0

I'm using Panda read_csv. The last column on most rows is missing-data, as shown in the sample below. But on a few rows, the data is there. Instead of treating it as null, it seems to be treating it as NAN. I was trying to create an if statement to show just the rows that have data in that column.

(Sample extract from American Express to a CSV):

01/01/2018 Mon,,"GOOGLE *SVCSAPPS_NEALW - CC@GOOGLE.COM, CA",Neal Walters,XXXX-XXXXXX-XXXXX,,,4.16,,,GOOGLE SERVICES,"1600 AMPHITHEATRE PKWYMOUNTAIN VIEWCA","94043-1351UNITED STATES",'320180020394601453',

colnames=['DateTime', 'NotUsed2', 'PayeeLong', 'NotUsed4', 'NotUsed5', 'NotUsed6', 'NotUsed7', 'Amount', 'NotUsed9',
          'NotUsed10', 'Payee', 'PayeeAddress', 'PayeeCountry', 'NotUsedX', 'AmexCategory']
data = pd.read_csv(filenameAmexGold, names=colnames, header=None)
# Preview the first 5 lines of the loaded data
print (data.head())

for j in range(len(data)):
    #if not(math.isnan(data['AmexCategory'][j])):
    #    if data['AmexCategory'][j] > ' ':
            print("Row ", j, data['DateTime'][j], data['Payee'][j], data['Amount'][j],
                 "AmexCat=", data['AmexCategory'][j],
                 "PayeeLong=", data['PayeeLong'][j] )

Sample output of the data.head...

          DateTime  NotUsed2  ...              NotUsedX AmexCategory
0  01/01/2018  Mon       NaN  ...  '320180021453'          NaN
1  01/02/2018  Tue       NaN  ...  '320180035375'          NaN
2  01/04/2018  Thu       NaN  ...  '320180043184'          NaN
3  01/08/2018  Mon       NaN  ...  '320180080899'   'Software'
4  01/13/2018  Sat       NaN  ...  '320180133142'          NaN

When I include the two commented-out if statements, I get this error:

TypeError: must be real number, not str

PART2

Similarly, Row 19 has no PAYEE, since it's a payment, not a charge.
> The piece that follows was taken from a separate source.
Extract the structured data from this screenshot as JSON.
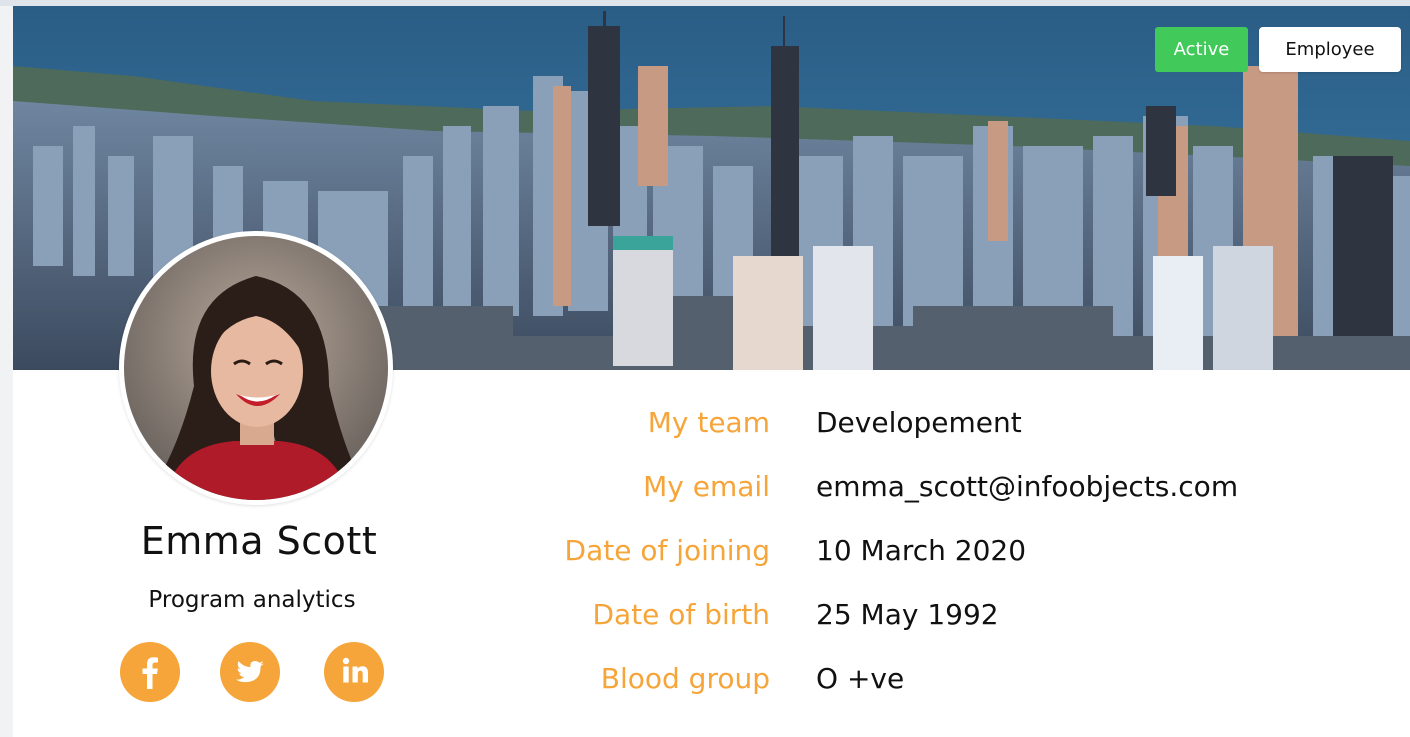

01/26/2018 Fri,20,AUTOPAY PAYMENT - THANK YOU,Neal Walters,XXXX-XXXXXX-XXXXX,,,-347.52,,,,,,'320180260752306017',

I know this row is showing as NaN in the data.head(20), so I want to know how to test it for null or NaN. When I list the dtypes, it shows that Payee is an object (not a float). To me it's just a string field, but I guess that's an object.

#This test works 
print("Test2", dfAmexGold['Payee'][19])
if (math.isnan( dfAmexGold['Payee'][19])):
   print("found a NAN value")

print("Test1", dfAmexGold['Payee'][20])
if (math.isnan( dfAmexGold['Payee'][20])):
   print("found a NAN value")

The test for row 20 blows up with this:

TypeError: must be real number, not str

The question is how to do If tests on individual items, and why it's not consistent using Null for empty cells instead of NaN.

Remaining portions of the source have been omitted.